The streetcar project cost $135 million to build and has generated $1.6 billion in public and private investments along its route since it was announced in 2011, according to Visit OKC. Construction was officially completed in 2018. Not only have the streetcars made mobility more accessible for Oklahoma City residents, they also have helped establish approximately 5,700 jobs and seven new hotels with 833 rooms total, according to its website. Individual fares cost $1, while a day pass costs $3.

In addition to the public-facing endeavors, Oklahoma City is also opening a four-star, full-service Omni hotel in 2020 that will be attached to the new convention center. Omni received an $85.4-million commitment from Oklahoma City as part of the hotel agreement, according to a press release from Visit OKC. Oklahoma City’s 36-percent share of the development cost is competitive compared to deals in similar cities. Oklahoma City has established municipal bonds and a revenue stabilization plan using 10 funding sources to pay off the bonds over 25 years. The hotel will generate four of the revenue sources that will cover more than half of the city’s cost, which are hotel and property taxes, sales taxes, hotel occupancy taxes, and a state match on the latter two taxes.

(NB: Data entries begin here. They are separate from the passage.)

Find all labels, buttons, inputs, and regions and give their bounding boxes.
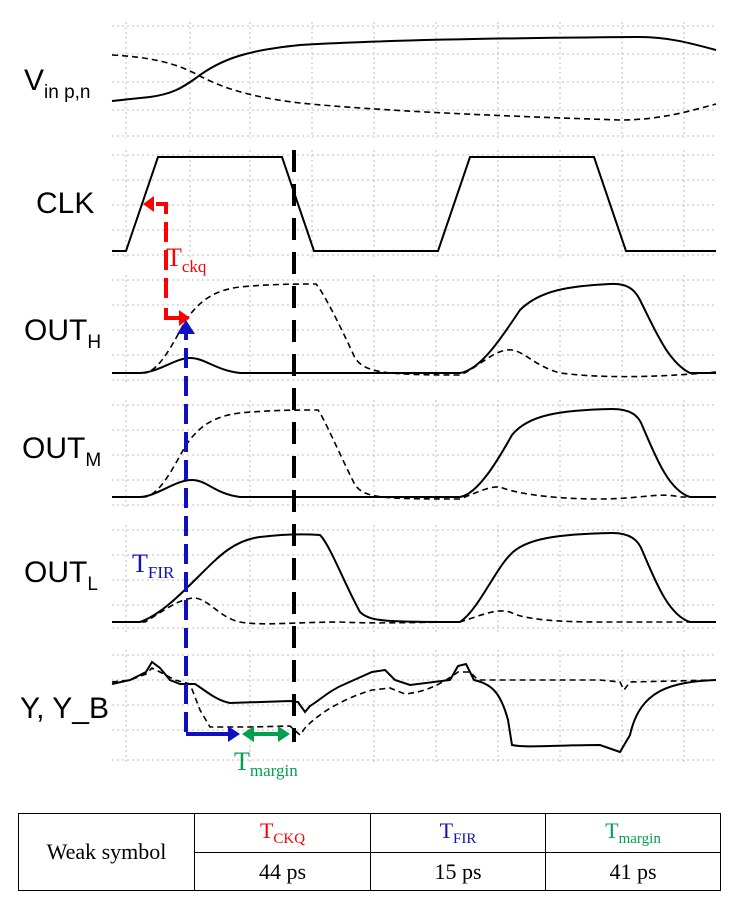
signal-label-y: Y, Y_B bbox=[20, 692, 109, 725]
timing-summary-table: Weak symbol TCKQ TFIR Tmargin 44 ps 15 p… bbox=[18, 813, 721, 891]
vin-positive-trace bbox=[111, 35, 717, 102]
tmargin-arrowhead-left bbox=[242, 726, 254, 742]
table-value-tmargin: 41 ps bbox=[545, 852, 721, 891]
tmargin-label: Tmargin bbox=[234, 747, 298, 780]
signal-label-clk: CLK bbox=[36, 187, 94, 220]
tckq-arrowhead-left bbox=[143, 196, 154, 212]
tckq-arrowhead-right bbox=[179, 310, 190, 326]
table-header-tckq: TCKQ bbox=[194, 813, 371, 853]
signal-label-outl: OUTL bbox=[24, 556, 98, 595]
vin-negative-trace bbox=[111, 54, 717, 121]
outm-dashed-trace bbox=[112, 409, 716, 500]
outh-solid-trace bbox=[112, 282, 716, 374]
signal-label-outm: OUTM bbox=[22, 432, 101, 471]
outh-dashed-trace bbox=[112, 283, 717, 378]
table-value-tckq: 44 ps bbox=[194, 852, 371, 891]
tckq-arrow-bottom bbox=[164, 308, 180, 320]
tfir-arrowhead-up bbox=[177, 320, 195, 334]
panel-grid-clk bbox=[112, 150, 714, 260]
y-dashed-trace bbox=[111, 667, 717, 737]
signal-label-outh: OUTH bbox=[24, 314, 101, 353]
y-solid-trace bbox=[111, 660, 717, 754]
timing-diagram: Vin p,n CLK OUTH OUTM OUTL Y, Y_B Tckq bbox=[20, 22, 717, 780]
tmargin-arrowhead-right bbox=[278, 726, 290, 742]
outm-solid-trace bbox=[112, 407, 716, 498]
panel-grid-outl bbox=[112, 525, 714, 632]
outl-solid-trace bbox=[112, 531, 716, 624]
row-label-weak-symbol: Weak symbol bbox=[18, 813, 195, 891]
table-header-tfir: TFIR bbox=[370, 813, 546, 853]
panel-grid-vin bbox=[112, 22, 714, 138]
table-header-row: Weak symbol TCKQ TFIR Tmargin bbox=[18, 813, 721, 891]
panel-grid-outm bbox=[112, 400, 714, 510]
signal-label-vin: Vin p,n bbox=[24, 64, 91, 103]
clk-trace bbox=[112, 156, 716, 252]
tckq-arrow bbox=[150, 202, 168, 298]
table-value-tfir: 15 ps bbox=[370, 852, 546, 891]
table-row: 44 ps 15 ps 41 ps bbox=[19, 852, 721, 891]
panel-grid-outh bbox=[112, 275, 714, 385]
panel-grid-y bbox=[112, 650, 714, 765]
tfir-label: TFIR bbox=[132, 549, 175, 582]
table-header-tmargin: Tmargin bbox=[545, 813, 721, 853]
outl-dashed-trace bbox=[112, 597, 716, 625]
tckq-label: Tckq bbox=[166, 243, 207, 276]
tfir-arrowhead-right bbox=[228, 726, 240, 742]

With all the new developments and innovative urban planning, Oklahoma City has become a leading example of the next-generation American city. It is growing at a healthy rate and has a thriving economy and properly placed resources in position to support its development. With an average of more than 300 days of sunshine a year, Oklahoma City is able to host more than 213 festivals and events and sustainably support more than 100 attractions annually. Tourists and investors alike have no shortage of ways to spend their time and money in Oklahoma City in the near future, especially with the openings of Sccissortail Park and the new Oklahoma City Convention & Visitors Bureau primed to bolster those investments for years to come.

Hospitality is the fastest-growing segment of Oklahoma City’s local economy. The Oklahoma Travel Industry Association says that, based on GDP, tourism is the third-largest industry in the state. As a matter of fact, tourism generated $1 billion in tax revenue for the state of Oklahoma in 2017, according to OTIA. The Greater Oklahoma City Chamber estimates visitor spending accounts for $2 billion of annual spending in the metro area. As of March 2018, Oklahoma City had more than 17,000 total hotel rooms in the city and just under 3,000 in downtown specifically, according to Visit OKC. Tourism and hospitality employ more 31,500 people in the state.